The advertisements and announcements on this page include notices from administrators of wills, a physician who will begin his practice, and information from the War Department. There are old ads for medicinal drugs that are for sale, presumably at a local pharmacy: opium, morphine, Blue Mass (a remedy that “cured” all sorts of problems including pains from childbirth, tuberculosis, constipation, and syphilis—one of its ingredients was mercury), ipicac, and Dovers Powders (a remedy for colds and fevers that contained opium) are just some of the “medicines” you could pick up.

One of the great things about this series of advertisements is that it is a reflection of the times. Note the short notice asking families to save rags because they are needed to make paper. Five cents a pound is offered for rags. During the Civil War, the South experienced all types of shortages including paper.
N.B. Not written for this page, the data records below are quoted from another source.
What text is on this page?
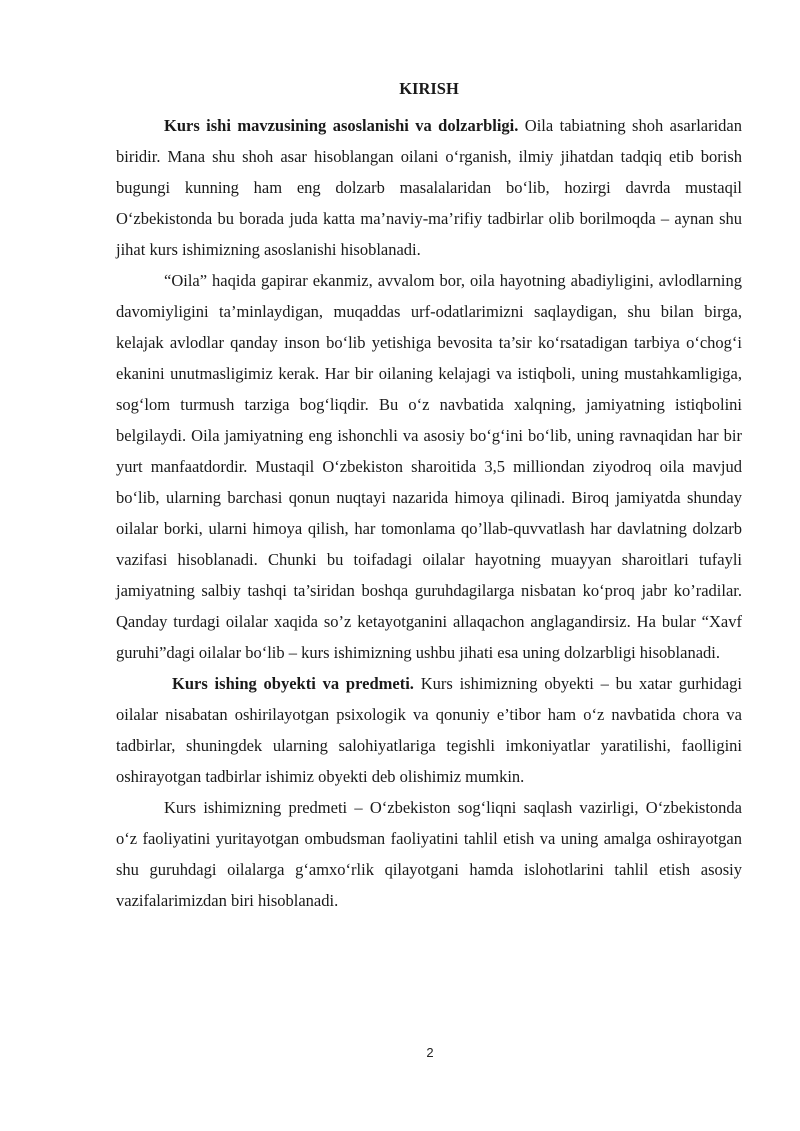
KIRISH

Kurs ishi mavzusining asoslanishi va dolzarbligi. Oila tabiatning shoh asarlaridan biridir. Mana shu shoh asar hisoblangan oilani o‘rganish, ilmiy jihatdan tadqiq etib borish bugungi kunning ham eng dolzarb masalalaridan bo‘lib, hozirgi davrda mustaqil O‘zbekistonda bu borada juda katta ma’naviy-ma’rifiy tadbirlar olib borilmoqda – aynan shu jihat kurs ishimizning asoslanishi hisoblanadi.

“Oila” haqida gapirar ekanmiz, avvalom bor, oila hayotning abadiyligini, avlodlarning davomiyligini ta’minlaydigan, muqaddas urf-odatlarimizni saqlaydigan, shu bilan birga, kelajak avlodlar qanday inson bo‘lib yetishiga bevosita ta’sir ko‘rsatadigan tarbiya o‘chog‘i ekanini unutmasligimiz kerak. Har bir oilaning kelajagi va istiqboli, uning mustahkamligiga, sog‘lom turmush tarziga bog‘liqdir. Bu o‘z navbatida xalqning, jamiyatning istiqbolini belgilaydi. Oila jamiyatning eng ishonchli va asosiy bo‘g‘ini bo‘lib, uning ravnaqidan har bir yurt manfaatdordir. Mustaqil O‘zbekiston sharoitida 3,5 milliondan ziyodroq oila mavjud bo‘lib, ularning barchasi qonun nuqtayi nazarida himoya qilinadi. Biroq jamiyatda shunday oilalar borki, ularni himoya qilish, har tomonlama qo’llab-quvvatlash har davlatning dolzarb vazifasi hisoblanadi. Chunki bu toifadagi oilalar hayotning muayyan sharoitlari tufayli jamiyatning salbiy tashqi ta’siridan boshqa guruhdagilarga nisbatan ko‘proq jabr ko’radilar. Qanday turdagi oilalar xaqida so’z ketayotganini allaqachon anglagandirsiz. Ha bular “Xavf guruhi”dagi oilalar bo‘lib – kurs ishimizning ushbu jihati esa uning dolzarbligi hisoblanadi.

Kurs ishing obyekti va predmeti. Kurs ishimizning obyekti – bu xatar gurhidagi oilalar nisabatan oshirilayotgan psixologik va qonuniy e’tibor ham o‘z navbatida chora va tadbirlar, shuningdek ularning salohiyatlariga tegishli imkoniyatlar yaratilishi, faolligini oshirayotgan tadbirlar ishimiz obyekti deb olishimiz mumkin.

Kurs ishimizning predmeti – O‘zbekiston sog‘liqni saqlash vazirligi, O‘zbekistonda o‘z faoliyatini yuritayotgan ombudsman faoliyatini tahlil etish va uning amalga oshirayotgan shu guruhdagi oilalarga g‘amxo‘rlik qilayotgani hamda islohotlarini tahlil etish asosiy vazifalarimizdan biri hisoblanadi.

2
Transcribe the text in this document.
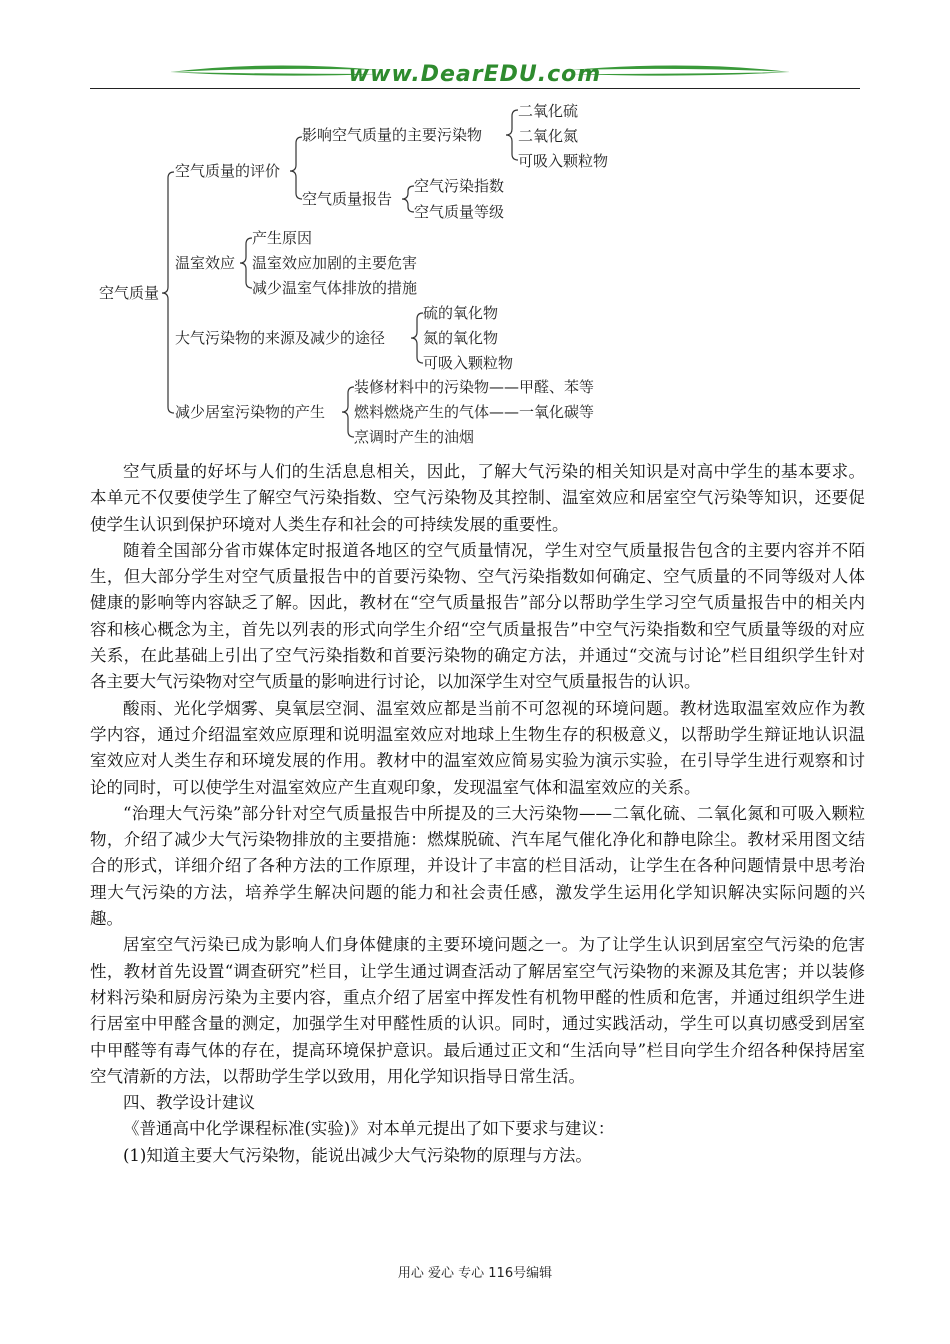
www.DearEDU.com
空气质量
空气质量的评价
影响空气质量的主要污染物
二氧化硫
二氧化氮
可吸入颗粒物
空气质量报告
空气污染指数
空气质量等级
温室效应
产生原因
温室效应加剧的主要危害
减少温室气体排放的措施
大气污染物的来源及减少的途径
硫的氧化物
氮的氧化物
可吸入颗粒物
减少居室污染物的产生
装修材料中的污染物——甲醛、苯等
燃料燃烧产生的气体——一氧化碳等
烹调时产生的油烟

空气质量的好坏与人们的生活息息相关，因此，了解大气污染的相关知识是对高中学生的基本要求。本单元不仅要使学生了解空气污染指数、空气污染物及其控制、温室效应和居室空气污染等知识，还要促使学生认识到保护环境对人类生存和社会的可持续发展的重要性。

随着全国部分省市媒体定时报道各地区的空气质量情况，学生对空气质量报告包含的主要内容并不陌生，但大部分学生对空气质量报告中的首要污染物、空气污染指数如何确定、空气质量的不同等级对人体健康的影响等内容缺乏了解。因此，教材在“空气质量报告”部分以帮助学生学习空气质量报告中的相关内容和核心概念为主，首先以列表的形式向学生介绍“空气质量报告”中空气污染指数和空气质量等级的对应关系，在此基础上引出了空气污染指数和首要污染物的确定方法，并通过“交流与讨论”栏目组织学生针对各主要大气污染物对空气质量的影响进行讨论，以加深学生对空气质量报告的认识。

酸雨、光化学烟雾、臭氧层空洞、温室效应都是当前不可忽视的环境问题。教材选取温室效应作为教学内容，通过介绍温室效应原理和说明温室效应对地球上生物生存的积极意义，以帮助学生辩证地认识温室效应对人类生存和环境发展的作用。教材中的温室效应简易实验为演示实验，在引导学生进行观察和讨论的同时，可以使学生对温室效应产生直观印象，发现温室气体和温室效应的关系。

“治理大气污染”部分针对空气质量报告中所提及的三大污染物——二氧化硫、二氧化氮和可吸入颗粒物，介绍了减少大气污染物排放的主要措施：燃煤脱硫、汽车尾气催化净化和静电除尘。教材采用图文结合的形式，详细介绍了各种方法的工作原理，并设计了丰富的栏目活动，让学生在各种问题情景中思考治理大气污染的方法，培养学生解决问题的能力和社会责任感，激发学生运用化学知识解决实际问题的兴趣。

居室空气污染已成为影响人们身体健康的主要环境问题之一。为了让学生认识到居室空气污染的危害性，教材首先设置“调查研究”栏目，让学生通过调查活动了解居室空气污染物的来源及其危害；并以装修材料污染和厨房污染为主要内容，重点介绍了居室中挥发性有机物甲醛的性质和危害，并通过组织学生进行居室中甲醛含量的测定，加强学生对甲醛性质的认识。同时，通过实践活动，学生可以真切感受到居室中甲醛等有毒气体的存在，提高环境保护意识。最后通过正文和“生活向导”栏目向学生介绍各种保持居室空气清新的方法，以帮助学生学以致用，用化学知识指导日常生活。

四、教学设计建议

《普通高中化学课程标准(实验)》对本单元提出了如下要求与建议：

(1)知道主要大气污染物，能说出减少大气污染物的原理与方法。

用心 爱心 专心 116号编辑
This notice gives insight into these wartime shortages.

Can advertisements provide genealogists with answers about their ancestors? Yes! Not only can they provide proof of an ancestor’s occupation but they can also provide a sense of their era. These advertisements provide a much-needed history lesson for our genealogy. While it can be tempting to skip over some sections of a newspaper, don’t skip the old advertisements. They provide insight into your ancestor’s life.